The problem with the state's approach, critics say, is that many inmates deemed unfit are ultimately released - without any period of readjustment.

"If they aren't suitable for one of these programs, they shouldn't be put on the streets," said Dan LeClair, chairman of the criminal justice department at Boston University and author of reports on state recidivism rates. "But that's not happening. Basically, state officials are saying it's OK for people to recidivate, as long as it's not on their watch."

Still, in recent years the state has made an effort to address the lack of postrelease support.

The Department of Correction has assigned 20 employees to help some 10,000 inmates find housing, seek counseling, and prepare to market themselves for jobs. The state opened five community resource centers around Massachusetts - in Fall River, Worcester, Lowell, Springfield, and Boston - to help ex-convicts do everything from sharpening their resumes to receiving substance-abuse treatment. And this summer, the state received $2 million to provide a variety of prerelease programs, for inmates and juvenile offenders.

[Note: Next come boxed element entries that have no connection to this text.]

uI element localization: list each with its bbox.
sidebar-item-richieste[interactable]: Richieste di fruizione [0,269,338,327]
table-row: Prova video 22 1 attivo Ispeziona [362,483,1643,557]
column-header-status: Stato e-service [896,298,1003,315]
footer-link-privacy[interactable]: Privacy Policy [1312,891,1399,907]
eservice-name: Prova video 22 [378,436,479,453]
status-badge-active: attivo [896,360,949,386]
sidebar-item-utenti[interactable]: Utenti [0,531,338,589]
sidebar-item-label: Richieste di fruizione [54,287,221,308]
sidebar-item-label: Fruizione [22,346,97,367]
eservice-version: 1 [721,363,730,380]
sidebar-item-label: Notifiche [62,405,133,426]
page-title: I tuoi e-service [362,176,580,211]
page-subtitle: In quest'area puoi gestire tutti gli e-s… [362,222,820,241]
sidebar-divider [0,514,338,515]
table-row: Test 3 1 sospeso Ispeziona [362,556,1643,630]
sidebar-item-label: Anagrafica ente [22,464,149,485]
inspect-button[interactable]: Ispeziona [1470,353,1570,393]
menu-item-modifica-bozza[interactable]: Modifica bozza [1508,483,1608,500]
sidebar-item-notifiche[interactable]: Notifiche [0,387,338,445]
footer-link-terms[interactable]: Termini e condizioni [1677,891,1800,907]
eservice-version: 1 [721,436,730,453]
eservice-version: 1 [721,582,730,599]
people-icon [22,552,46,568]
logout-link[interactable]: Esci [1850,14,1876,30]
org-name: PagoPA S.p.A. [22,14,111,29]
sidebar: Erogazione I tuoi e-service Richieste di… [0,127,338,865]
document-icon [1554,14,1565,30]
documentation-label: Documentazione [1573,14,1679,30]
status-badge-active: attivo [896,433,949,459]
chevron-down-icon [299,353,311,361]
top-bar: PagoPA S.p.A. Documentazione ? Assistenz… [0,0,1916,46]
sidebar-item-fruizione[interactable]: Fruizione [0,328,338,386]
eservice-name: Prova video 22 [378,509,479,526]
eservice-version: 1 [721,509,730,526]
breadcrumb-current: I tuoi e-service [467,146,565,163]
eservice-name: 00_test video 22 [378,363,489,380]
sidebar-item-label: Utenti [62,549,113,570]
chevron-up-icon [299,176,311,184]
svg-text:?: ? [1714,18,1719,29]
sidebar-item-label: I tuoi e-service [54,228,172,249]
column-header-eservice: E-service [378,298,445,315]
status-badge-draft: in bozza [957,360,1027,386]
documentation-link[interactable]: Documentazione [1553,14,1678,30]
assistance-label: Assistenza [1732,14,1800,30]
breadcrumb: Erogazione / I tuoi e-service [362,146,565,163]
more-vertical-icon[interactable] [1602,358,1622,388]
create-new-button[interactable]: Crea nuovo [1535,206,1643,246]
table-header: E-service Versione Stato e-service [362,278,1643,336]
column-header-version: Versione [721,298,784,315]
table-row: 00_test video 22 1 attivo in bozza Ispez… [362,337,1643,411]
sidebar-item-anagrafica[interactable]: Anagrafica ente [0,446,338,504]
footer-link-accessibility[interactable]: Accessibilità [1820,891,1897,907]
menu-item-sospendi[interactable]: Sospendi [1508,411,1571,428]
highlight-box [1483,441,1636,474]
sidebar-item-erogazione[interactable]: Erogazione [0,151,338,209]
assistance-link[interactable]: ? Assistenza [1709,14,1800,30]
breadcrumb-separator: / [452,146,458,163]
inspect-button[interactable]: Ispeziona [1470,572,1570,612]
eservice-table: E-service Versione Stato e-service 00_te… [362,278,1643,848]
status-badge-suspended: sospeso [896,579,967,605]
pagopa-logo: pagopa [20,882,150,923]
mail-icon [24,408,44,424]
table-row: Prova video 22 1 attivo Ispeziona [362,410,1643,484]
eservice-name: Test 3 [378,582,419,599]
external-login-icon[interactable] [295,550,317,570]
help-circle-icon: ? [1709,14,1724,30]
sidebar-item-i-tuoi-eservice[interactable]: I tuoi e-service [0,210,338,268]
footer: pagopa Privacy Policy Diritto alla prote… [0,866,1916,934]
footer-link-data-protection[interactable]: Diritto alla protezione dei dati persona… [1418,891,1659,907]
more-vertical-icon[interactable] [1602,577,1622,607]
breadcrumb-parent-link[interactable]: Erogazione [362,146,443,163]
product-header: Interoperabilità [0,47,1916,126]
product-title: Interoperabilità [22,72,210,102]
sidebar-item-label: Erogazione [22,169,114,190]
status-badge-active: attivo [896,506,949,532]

Despite those efforts, the numbers of inmates going directly to homeless shelters hasn't declined, and in some cases, the numbers are climbing: The Pine Street Inn, the region's largest shelter, has had 38 ex-convicts so far this year who said they came directly from a prison or jail, up from 34 in all of last year.

"The community resource centers are a fabulous idea," said Lyn Levy, executive director of SPAN, an inmate-advocacy group that runs the Boston community resource center, whose clients have an 11 percent recidivist rate compared with a 40 percent rate statewide. "It's just that they are understaffed and underfunded. This is an urgent problem now, and if more action isn't taken, things will get worse."

Consider the case of Reuben Lacefield. Released last month after serving 22 years in California for homicide, the 45-year-old Jamaica Plain native had no one to turn to for help. The shelters, he said, had no beds left. When he spent the night on street corners, police threatened to arrest him for loitering.

So he has found more remote places to sleep - behind cars in parking lots, beneath a tree on Boston Common, and beside his mother's grave at a local cemetery.

"In the last 22 years, these have been the hardest four weeks of my life," he said. "This is a very hard time, but I keep holding out the hope it will get better."